Recent job cuts at Tesla Inc.'s (TSLA) Las Vegas mega-factory are a reflection of slowing demand for the automaker's all-electric luxury vehicles, particularly the lower-priced Model 3 sedan, Reuters reported.

Citing two laid-off employees no longer employed by Tesla, Reuters reported that about 150 employees out of a team of about 230 were laid off from the company's Las Vegas facility last month - the plant that produces Tesla's Model 3 for U.S. and Canadian buyers.

The previously un-reported cuts, disclosed by Reuters, could fuel investors' concerns that demand for the Model 3 in North America has tapered off due to the car's still-high price tag and lapse of government incentives.

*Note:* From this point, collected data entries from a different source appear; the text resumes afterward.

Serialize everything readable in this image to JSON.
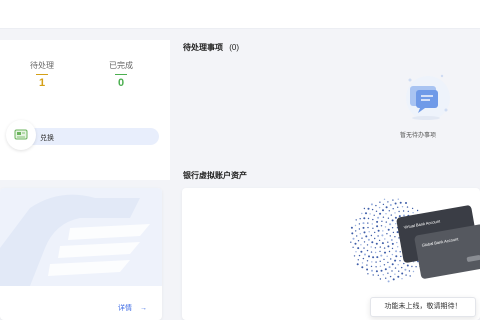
{
  "stats": {
    "pending": {
      "label": "待处理",
      "value": "1",
      "color": "#d4a017"
    },
    "completed": {
      "label": "已完成",
      "value": "0",
      "color": "#4caf50"
    }
  },
  "exchange": {
    "label": "兑换",
    "icon": "card-exchange-icon"
  },
  "todo": {
    "title": "待处理事项",
    "count": "(0)",
    "empty_text": "暂无待办事项",
    "icon": "empty-message-icon"
  },
  "virtual_account": {
    "title": "银行虚拟账户资产",
    "card_front_text": "Virtual Bank Account",
    "card_back_text": "Global Bank Account"
  },
  "promo_left": {
    "details_label": "详情"
  },
  "toast": {
    "text": "功能未上线，敬请期待！"
  },
  "colors": {
    "accent": "#3d6be5",
    "pill": "#e8eefc"
  }
}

"There are not enough deliveries," one of the former employees told Reuters. "You don't need a team because there are not that many cars coming through."

Tesla has seen its share of criticisms in the past 12 months, first amid concerns it wasn't able to produce Model 3s fast enough to fulfill pre-orders for the car and later because it appeared demand had tapered off because of the higher-than-promised price tag and lapsing tax credits.

In the U.S., a $7,500 tax credit has been halved to $3,750 for the first six months of 2019 and will drop again in the second six months of the year. In Canada, federal and most provincial tax incentives have been eliminated outright.

Shares of Tesla were up 2.3% to $312.84 after Canaccord Genuity lifted its recommendation on the stock to buy from hold and raised its price target to $450 from $330.